Tuesday, February 18, 2020

Immigration: The Guarded Gate





An examination of US history reveals a pattern of xenophobia and nativism which often leads to discrimination and hostility towards immigrants and different ethnic groups. Germans, Irish, and Italians found themselves the target of anti-immigrant hysteria and discrimination. The rhetoric used against recent immigrants also appears to bear some similarities to past discussions. The early decades of the twentieth century appear as a watershed in the history of American immigration as thousands of migrants from Eastern and Southern Europe poured into American docks. The United States previously banned immigration from China and Japan through the Chinese Exclusion Act of 1882 and the Gentlemen's Agreement of 1907 forbidding Japanese immigration. The concern over immigration increased as largely Catholic and Jewish immigrants from Eastern and Southern Europe poured into the United States threatening in the eyes of the elite the dominance of the Protestant majority culture.
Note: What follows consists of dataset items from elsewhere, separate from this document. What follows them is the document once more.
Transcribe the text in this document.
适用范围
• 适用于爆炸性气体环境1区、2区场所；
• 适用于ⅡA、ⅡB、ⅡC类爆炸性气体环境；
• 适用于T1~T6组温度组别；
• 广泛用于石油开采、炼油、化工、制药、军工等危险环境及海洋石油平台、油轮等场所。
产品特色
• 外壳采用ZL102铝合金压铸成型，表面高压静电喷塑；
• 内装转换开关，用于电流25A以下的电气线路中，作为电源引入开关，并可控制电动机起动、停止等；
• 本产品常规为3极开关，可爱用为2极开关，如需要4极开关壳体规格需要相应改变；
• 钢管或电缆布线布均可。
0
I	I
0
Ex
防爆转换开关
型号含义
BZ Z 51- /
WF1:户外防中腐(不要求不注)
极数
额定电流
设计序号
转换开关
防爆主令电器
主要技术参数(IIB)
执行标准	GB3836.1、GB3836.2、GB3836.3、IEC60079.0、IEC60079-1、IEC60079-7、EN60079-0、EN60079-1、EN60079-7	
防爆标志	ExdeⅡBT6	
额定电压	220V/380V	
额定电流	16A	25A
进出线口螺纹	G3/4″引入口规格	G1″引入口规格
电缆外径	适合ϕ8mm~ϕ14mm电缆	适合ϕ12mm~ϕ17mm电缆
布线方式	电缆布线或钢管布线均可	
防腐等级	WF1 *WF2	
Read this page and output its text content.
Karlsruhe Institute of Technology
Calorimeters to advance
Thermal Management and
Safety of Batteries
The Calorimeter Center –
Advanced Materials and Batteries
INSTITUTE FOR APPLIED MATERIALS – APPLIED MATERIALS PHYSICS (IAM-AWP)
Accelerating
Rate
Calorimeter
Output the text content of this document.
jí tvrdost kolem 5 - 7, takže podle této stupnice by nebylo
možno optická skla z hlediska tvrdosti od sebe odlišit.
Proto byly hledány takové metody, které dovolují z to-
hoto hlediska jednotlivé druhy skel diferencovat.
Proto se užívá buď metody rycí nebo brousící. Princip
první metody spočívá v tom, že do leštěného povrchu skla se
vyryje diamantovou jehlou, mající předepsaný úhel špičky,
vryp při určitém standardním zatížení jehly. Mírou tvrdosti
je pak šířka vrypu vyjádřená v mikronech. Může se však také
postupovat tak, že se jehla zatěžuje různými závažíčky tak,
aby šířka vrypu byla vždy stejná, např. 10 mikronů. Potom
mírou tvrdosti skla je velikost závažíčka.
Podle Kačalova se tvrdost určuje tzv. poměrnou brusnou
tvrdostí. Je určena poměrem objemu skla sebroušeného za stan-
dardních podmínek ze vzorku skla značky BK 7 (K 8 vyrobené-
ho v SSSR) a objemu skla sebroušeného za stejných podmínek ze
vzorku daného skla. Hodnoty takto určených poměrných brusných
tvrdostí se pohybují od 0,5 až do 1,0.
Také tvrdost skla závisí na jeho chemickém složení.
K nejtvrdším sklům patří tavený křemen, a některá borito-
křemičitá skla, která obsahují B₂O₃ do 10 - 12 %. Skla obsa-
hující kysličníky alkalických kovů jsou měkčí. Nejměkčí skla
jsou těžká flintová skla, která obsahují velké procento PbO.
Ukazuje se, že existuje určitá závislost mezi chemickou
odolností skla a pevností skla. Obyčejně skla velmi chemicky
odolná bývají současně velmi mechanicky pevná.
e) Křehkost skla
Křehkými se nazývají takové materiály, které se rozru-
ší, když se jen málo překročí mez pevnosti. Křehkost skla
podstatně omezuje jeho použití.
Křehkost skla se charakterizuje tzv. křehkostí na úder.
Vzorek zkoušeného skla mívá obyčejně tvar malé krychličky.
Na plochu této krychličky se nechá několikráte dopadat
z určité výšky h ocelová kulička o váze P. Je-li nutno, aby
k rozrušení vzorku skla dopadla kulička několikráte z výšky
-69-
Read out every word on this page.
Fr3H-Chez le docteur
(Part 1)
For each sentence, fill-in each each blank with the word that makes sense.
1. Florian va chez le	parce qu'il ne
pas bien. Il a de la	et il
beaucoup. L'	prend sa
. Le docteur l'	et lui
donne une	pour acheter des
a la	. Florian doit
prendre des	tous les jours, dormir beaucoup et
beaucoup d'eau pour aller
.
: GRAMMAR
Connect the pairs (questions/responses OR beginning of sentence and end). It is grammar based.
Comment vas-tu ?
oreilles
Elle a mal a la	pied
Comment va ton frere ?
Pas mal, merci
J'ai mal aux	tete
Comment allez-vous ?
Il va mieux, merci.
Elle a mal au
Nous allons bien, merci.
Daniel Okrent in his book, The Guarded Gate tells the story beginning in 1895 of anti-immigrant or restrictionist politicians and elites who strived to not only limit immigration but halt the large number of migrants from areas deemed too alien for the United States to successfully assimilate.  The move to limit immigration soon discovered an ally within scientific racism and eugenics as many progressive elites believed that the large numbers of Catholics and Jews derived from an inferior racial grouping which would dilute the superior Northern European ancestry of most Americans.
            The core concern of many progressive elites was the theory that if immigration continued that the inferior genetic immigrants threatened to replace the majority Northern European Protestant with their substandard racial characteristics and supposed lower intelligence. Politicians led by Boston Brahmin Henry Cabot Lodge initially sought to limit immigration trough a literacy test for new immigrants. But failure to institute literacy tests led to a use of scientific racism along with eugenics to provide a scientific basis for immigration quotas. Charles Benedict Davenport, a descendent of New England Puritans sought to use eugenics to improve an evolving humanity and established the Cold Spring Harbor Laboratory for the study of human improvement through eugenics. Henry Goddard’s Kallikak study of “defectives” convinced many states to impose sterilization upon those judged feeble minded or slow. Goddard also examined recent immigrants at Ellis Island and judged that 79% of Italians, 80% of Hungarians, and 83% of Jews were feeble-minded or imbeciles. Madison Grant, the founder of the Bronx Zoo, caused great concern of racial replacement in his book The Passing of the Great Race, where he declared that the white race faced extinction due to intermixing with inferior racial groups and low birth rates. According to Grant and most who expressed fears of immigration the immigrants from Eastern and Southern Europe were definitely not white but a different racial stock altogether.  Interestingly, Grant’s ideas and writings later found great reception in Nazi Germany and still find enthusiastic acceptance among white supremacists and nationalists today.
The concern over immigration and the “science” of racial classifications culminated in the Johnson-Reed Act of 1924 which placed strict quotas on new immigrants and based the quotas on the 1890 census. Areas such as Britain and other Northern European countries received higher quotas based on the descendants within America in 1890 while other areas received only a pittance in the number of migrants allowed in the USA. The comprehensive was not only meant to limit immigration but to preserve and protect White Protestant society in the United States. Not only did the quotas inspire Hitler and the Nazi Party, who verbally praised American efforts, but placed roadblocks to fleeing Jews desperate to escape the horrors of the coming Holocaust. Okrent’s work presents serious arguments regarding the consequences of the bigotry and racism which drove much of the anti-immigrant hysteria of the early 20th century. The appearance of the same arguments used by white supremacists groups and even the use of the replacement theory by respected commentators demonstrates the importance of examining this history and makes The Guarded Gate a valuable tool in examining this important history.